I nostri video inediti dall’Ucraina

Se l’11 settembre 2001 ha segnato la fine dell’innocenza americana, il 24 febbraio 2022 ha segnato la fine del sonno (o sogno) europeo che, dal 1945, ha voluto dimenticare l’orrore della guerra sul proprio territorio. È sembrato di rivivere quel primo settembre del 1939 quando, sempre nel cuore dell’Europa Orientale, una potenza autocratica invadeva il paese confinante rivendicandola per sè e non è un caso che Valdimir Putin faccia riferimento proprio a quella potenza, quella nazista, per giustificare la propria invasione dell’Ucraina.

Si è tornato a parlare di Unione Sovietica (uno scivolone freudiano in cui cadono anche i giornalisti che raccontano le operazioni di guerra), di Lenin, di cui tra due anni ricorre il centenario della morte, quale autore dell’attuale regalo territoriale all’Ucraina. E poi, ancora più dietro, una regressione al Congresso di Vienna quando venne coniata la locuzione “espressione geografica” per riferirsi ad una Nazione che non si voleva riconoscere. L’Italia del 1814 come l’Ucraina del 2022, Putin come Metternich, come Lenin, come Hitler. L’uso distorto della storia del secolo IX e XX che l’autocrate del Cremlino sta mettendo in atto per giustificare le sue mire espansionistiche da Zar di tutte le Russie evidenzia la brusca involuzione che l’invasione dell’Ucraina ha fatto fare a tutta la comunità internazionale e segna il brusco risveglio dalla “pax europea” soprattutto per il vecchio continente.

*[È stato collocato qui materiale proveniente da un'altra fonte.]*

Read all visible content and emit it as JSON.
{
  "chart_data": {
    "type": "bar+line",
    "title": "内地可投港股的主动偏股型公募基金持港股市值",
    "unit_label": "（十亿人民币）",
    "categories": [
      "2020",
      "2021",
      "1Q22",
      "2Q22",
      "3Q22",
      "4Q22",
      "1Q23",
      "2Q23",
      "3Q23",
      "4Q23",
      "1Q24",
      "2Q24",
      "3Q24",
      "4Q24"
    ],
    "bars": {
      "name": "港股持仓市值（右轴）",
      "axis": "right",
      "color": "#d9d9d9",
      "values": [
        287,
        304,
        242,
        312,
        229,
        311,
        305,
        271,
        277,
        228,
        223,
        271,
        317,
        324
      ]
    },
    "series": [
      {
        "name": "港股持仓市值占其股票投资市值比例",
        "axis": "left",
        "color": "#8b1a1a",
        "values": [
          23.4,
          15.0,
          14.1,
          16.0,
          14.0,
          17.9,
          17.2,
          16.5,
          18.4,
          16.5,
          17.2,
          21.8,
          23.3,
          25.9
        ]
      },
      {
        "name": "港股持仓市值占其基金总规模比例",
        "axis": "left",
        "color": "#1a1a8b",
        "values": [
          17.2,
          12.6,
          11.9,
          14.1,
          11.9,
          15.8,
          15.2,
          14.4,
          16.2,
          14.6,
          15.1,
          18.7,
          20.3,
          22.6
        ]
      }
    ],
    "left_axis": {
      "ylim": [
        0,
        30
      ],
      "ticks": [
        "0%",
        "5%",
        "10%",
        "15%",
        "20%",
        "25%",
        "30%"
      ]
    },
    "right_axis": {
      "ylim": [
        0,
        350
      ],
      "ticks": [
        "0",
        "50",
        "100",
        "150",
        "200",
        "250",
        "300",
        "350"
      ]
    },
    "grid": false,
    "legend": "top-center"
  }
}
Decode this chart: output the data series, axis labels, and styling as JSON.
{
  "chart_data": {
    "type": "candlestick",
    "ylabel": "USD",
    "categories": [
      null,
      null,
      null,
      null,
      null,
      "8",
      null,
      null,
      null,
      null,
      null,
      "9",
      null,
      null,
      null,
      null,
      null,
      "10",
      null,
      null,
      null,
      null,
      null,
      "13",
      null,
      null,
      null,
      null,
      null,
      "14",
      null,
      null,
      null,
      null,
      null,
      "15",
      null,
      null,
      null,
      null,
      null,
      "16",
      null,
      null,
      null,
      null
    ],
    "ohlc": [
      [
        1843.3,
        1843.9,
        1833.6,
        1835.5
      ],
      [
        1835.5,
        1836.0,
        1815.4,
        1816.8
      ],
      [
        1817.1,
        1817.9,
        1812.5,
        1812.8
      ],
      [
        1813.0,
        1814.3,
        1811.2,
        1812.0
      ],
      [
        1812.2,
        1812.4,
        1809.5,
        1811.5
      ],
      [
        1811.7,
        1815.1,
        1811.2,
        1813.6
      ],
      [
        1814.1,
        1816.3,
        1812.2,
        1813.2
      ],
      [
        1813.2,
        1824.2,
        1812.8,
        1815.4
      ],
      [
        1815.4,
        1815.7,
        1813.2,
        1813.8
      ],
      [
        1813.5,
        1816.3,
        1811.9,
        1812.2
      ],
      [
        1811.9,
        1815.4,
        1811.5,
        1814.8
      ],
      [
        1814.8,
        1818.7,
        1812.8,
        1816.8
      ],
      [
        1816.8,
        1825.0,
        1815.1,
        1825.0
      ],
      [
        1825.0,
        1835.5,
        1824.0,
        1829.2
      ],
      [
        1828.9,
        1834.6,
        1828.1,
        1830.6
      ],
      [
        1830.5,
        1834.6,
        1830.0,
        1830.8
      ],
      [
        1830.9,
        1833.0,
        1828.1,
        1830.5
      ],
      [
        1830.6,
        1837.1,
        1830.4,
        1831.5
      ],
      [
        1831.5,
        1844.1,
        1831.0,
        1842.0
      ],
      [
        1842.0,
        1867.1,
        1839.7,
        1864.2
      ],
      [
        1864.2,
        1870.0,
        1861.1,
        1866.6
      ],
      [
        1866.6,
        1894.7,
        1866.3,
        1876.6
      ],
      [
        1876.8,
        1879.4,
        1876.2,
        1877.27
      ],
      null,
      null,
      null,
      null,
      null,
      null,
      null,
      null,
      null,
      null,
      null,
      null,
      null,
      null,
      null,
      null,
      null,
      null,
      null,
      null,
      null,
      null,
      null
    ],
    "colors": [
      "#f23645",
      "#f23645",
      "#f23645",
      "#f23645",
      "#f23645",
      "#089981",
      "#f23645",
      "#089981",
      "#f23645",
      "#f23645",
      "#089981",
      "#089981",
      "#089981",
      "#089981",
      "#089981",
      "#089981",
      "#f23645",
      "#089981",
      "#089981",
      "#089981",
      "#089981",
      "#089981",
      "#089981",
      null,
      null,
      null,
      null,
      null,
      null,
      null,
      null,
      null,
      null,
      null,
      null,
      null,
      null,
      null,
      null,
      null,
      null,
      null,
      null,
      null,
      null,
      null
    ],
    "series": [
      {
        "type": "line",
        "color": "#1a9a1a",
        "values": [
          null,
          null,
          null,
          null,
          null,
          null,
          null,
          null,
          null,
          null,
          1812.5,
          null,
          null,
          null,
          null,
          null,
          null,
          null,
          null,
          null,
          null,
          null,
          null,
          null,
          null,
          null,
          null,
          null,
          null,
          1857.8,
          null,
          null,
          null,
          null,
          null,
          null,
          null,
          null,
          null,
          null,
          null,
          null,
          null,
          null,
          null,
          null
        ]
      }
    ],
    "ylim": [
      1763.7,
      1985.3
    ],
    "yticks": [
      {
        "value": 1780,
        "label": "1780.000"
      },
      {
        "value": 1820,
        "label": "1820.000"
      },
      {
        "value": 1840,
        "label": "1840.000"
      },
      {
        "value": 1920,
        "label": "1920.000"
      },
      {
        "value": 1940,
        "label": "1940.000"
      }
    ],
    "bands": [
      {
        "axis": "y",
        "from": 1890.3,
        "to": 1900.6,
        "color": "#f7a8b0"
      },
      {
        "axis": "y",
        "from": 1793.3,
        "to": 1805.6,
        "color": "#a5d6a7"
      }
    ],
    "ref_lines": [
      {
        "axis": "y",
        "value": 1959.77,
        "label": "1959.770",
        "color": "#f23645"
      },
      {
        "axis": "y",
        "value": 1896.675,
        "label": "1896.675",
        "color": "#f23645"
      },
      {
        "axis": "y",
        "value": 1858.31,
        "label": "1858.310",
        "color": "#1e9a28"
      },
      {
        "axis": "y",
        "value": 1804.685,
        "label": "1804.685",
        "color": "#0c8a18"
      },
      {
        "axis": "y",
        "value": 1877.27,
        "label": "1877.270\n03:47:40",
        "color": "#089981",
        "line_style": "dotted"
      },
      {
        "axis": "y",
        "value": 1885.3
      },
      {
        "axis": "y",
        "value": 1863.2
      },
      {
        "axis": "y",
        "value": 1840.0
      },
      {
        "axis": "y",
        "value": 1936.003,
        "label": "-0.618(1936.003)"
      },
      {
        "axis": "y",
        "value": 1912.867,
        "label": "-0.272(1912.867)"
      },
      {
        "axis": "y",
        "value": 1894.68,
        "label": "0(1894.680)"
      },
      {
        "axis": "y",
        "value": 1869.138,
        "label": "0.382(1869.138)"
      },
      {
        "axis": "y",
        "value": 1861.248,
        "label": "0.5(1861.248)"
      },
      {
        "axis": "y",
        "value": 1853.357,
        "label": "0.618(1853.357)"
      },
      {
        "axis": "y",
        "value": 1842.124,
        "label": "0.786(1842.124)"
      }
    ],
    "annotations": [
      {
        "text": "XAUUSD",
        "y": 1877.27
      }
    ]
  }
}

L’Europa si ritrova di nuovo, inaspettatamente, a dover risolvere un conflitto non meramente intestino, come accadde in Jugoslavia, ma un’invasione che potrebbe non limitarsi all’Ucraina, esattamente come fu per la Polonia del 1939. Tuttavia, se la dinamica è simile, sono cambiati gli attori, con la presenza delle istituzioni europee, dalla incerta capacità decisionale unitaria, sono cambiate le armi, potenzialmente catastrofiche, sono cambiate le comunicazioni, consentendo a tutti di vivere la guerra istante per istante attraverso i media e i social. Una guerra 2.0 che, nonostante lo straordinario sviluppo tecnologico, ci trova fatalmente del tutto impreparati.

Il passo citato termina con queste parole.